[Rspamd-Users] First Time: DKIM Signing Only

Gerald Galster list+rspamd at gcore.biz
Wed Jan 24 23:21:28 UTC 2024


>> "dkim_signing", "sign_networks", ... are just names you can choose:
>> 
>> settings {
>>   foobar {
>>     authenticated = true;
>>     apply {
>>       symbols_enabled = ["DKIM_SIGNED"];
>>       flags = ["skip_process"];
>>     }
>>   }
>> }
>> 
>> Here "foobar" is the name for a user setting that matches authenticated connections (sasl_username in postfix).
>> Then it enables DKIM_SIGNED only and skips spam processing.
>> 
>> If you replace "authenticated = true;" with "ip = ["10.0.0.0/8"];" then "foobar" will DKIM sign an email delivered by e.g. 10.0.0.1, no sasl auth needed.
>> 
>> So it's just a name for a user setting that defines which emails are to be dkim signed.
> 
> That is definitely helpful. A few things I am still unclear on.
> 
> * Is it up to me to figure out through settings which messages are
>   outbound and hence need to be DKIM signed? In order to process

The example above is primarily to enable dkim signing and disabling
*all other* spamchecks.

See: https://rspamd.com/doc/modules/dkim_signing.html#principles-of-operation
"In order to be eligible for signing, an email must either be received from an
authenticated user, a reserved (local) IP address, ..."

If rspamd receives an email via milter from postfix that a user sent after
sasl authentification, then rspamd will see that information on the milter
connection and consider the mail eligible for dkim signing if
"sign_authenticated = true;" in dkim_signing.conf.

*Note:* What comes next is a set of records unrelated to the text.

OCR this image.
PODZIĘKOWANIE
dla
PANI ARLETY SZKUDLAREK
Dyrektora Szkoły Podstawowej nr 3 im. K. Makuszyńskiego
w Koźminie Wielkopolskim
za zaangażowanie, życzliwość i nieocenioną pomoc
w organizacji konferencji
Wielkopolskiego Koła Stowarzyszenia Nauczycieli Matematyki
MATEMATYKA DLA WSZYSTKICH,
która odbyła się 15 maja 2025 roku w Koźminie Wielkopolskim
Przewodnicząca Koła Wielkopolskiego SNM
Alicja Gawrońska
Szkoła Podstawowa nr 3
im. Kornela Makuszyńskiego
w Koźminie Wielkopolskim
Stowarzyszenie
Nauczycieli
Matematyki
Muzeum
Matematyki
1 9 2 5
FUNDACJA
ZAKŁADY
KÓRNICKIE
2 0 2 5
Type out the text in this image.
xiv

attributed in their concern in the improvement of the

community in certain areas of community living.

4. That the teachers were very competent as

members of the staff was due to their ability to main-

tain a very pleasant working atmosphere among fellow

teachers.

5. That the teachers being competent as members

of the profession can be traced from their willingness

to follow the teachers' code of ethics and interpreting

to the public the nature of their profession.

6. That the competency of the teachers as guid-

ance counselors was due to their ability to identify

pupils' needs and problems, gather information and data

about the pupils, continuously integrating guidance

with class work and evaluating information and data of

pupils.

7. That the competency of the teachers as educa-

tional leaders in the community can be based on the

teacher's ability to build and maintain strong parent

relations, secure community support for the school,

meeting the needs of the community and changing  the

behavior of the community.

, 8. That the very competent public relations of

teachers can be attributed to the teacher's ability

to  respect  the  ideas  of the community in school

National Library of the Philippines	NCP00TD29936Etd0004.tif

An email received from e.g. amazon is not sasl_authenticated and is not
received from a local ip and will therefore not be signed.

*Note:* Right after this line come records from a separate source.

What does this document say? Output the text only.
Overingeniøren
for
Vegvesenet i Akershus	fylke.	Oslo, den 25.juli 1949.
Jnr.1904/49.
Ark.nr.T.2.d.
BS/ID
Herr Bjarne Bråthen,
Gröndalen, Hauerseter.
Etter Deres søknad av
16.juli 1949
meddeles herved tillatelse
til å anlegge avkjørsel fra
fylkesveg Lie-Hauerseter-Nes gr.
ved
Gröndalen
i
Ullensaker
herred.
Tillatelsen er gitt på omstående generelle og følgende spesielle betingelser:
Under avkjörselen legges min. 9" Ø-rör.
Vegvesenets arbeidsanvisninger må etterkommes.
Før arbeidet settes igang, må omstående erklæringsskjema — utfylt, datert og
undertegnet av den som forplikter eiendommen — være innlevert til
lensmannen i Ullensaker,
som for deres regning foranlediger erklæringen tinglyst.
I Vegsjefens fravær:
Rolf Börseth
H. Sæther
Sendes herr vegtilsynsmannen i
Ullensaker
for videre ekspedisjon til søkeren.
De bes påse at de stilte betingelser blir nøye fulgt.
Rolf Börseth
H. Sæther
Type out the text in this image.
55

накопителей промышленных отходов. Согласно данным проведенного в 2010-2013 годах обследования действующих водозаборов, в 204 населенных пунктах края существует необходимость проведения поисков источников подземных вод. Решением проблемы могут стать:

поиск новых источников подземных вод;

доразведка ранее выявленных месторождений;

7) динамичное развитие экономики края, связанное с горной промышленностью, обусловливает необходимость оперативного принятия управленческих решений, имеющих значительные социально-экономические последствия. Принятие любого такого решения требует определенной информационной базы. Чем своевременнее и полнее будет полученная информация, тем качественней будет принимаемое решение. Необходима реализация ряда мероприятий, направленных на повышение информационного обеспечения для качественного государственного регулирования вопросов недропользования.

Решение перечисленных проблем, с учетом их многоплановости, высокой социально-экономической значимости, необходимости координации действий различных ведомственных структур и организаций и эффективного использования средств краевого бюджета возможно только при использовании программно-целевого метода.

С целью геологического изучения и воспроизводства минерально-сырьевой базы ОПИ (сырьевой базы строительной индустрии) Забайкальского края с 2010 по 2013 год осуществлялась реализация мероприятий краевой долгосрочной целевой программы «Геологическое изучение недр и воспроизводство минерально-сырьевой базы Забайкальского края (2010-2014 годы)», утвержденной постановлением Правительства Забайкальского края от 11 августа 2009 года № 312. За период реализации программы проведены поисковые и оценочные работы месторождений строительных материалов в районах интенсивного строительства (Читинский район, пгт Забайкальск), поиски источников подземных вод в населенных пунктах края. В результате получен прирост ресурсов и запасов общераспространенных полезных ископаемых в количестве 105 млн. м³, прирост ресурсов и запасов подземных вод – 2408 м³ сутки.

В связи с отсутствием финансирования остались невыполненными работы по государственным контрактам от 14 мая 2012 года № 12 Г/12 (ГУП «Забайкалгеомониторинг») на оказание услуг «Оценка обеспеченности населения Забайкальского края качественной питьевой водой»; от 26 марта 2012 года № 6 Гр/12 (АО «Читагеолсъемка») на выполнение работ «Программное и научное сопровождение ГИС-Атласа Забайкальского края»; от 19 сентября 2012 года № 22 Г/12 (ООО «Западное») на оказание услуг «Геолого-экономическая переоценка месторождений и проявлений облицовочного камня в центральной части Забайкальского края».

>   outbound messages, the doc says to specify rspamd in both
>   smtpd_milters and non_smtpd_milters, which IIUC means all messages
>   go through rpsamd. Some of those ultimately go to local delivery,

smtpd_milters is for emails received via smtp connections, that means
sockets on port 25, 587 ...

non_smtpd_milters is for emails received by calling the /usr/sbin/sendmail
binary or from a queue file (pickup)

Cron-Mails or PHP-scripts using the mail() function are typically using
/usr/sbin/sendmail and won't be dkim-signed if non_smtpd_milters is unset. 

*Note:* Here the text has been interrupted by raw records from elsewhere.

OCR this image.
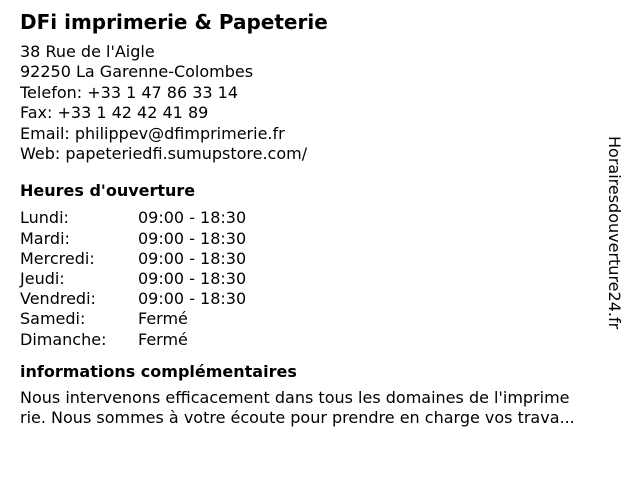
DFi imprimerie & Papeterie
38 Rue de l'Aigle
92250 La Garenne-Colombes
Telefon: +33 1 47 86 33 14
Fax: +33 1 42 42 41 89
Email: philippev@dfimprimerie.fr
Web: papeteriedfi.sumupstore.com/
Heures d'ouverture
Lundi:	09:00 - 18:30
Mardi:	09:00 - 18:30
Mercredi:	09:00 - 18:30
Jeudi:	09:00 - 18:30
Vendredi:	09:00 - 18:30
Samedi:	Fermé
Dimanche: Fermé
informations complémentaires
Nous intervenons efficacement dans tous les domaines de l'imprime
rie. Nous sommes à votre écoute pour prendre en charge vos trava...
Horairesdouverture24.fr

>   while others will be sent out. The ARC and DKIM Signing modules'
>   docs list a number of conditions they consider before signing,
>   although they don't explicitly mention that the message must be
>   heading outbound. Is it possible these already provide most of the
>   filtering required?

Yes. 

>     o [I will definitely be using settings to limit what is signed
>       during testing!]
> * If it is up to me, is there a standard recipe to identify outbound mail?

For dkim-signing replace outbound with authenticated. The direction does
not matter but usually only authenticated users can send emails, so
dkim-signed mails are usually outbound.

> * Since I am not currently interested in spam filtering or anti-virus,
>   I would like to disable just about everything on any messages that
>   are not outbound. If there is a recipe to identify what does need
>   signing

I can't tell, this depends on your setup. You could set sign_authenticated
to false and sign_local to false in dkim_signing.conf and enable it
for select ip addresses only (sign_networks ...).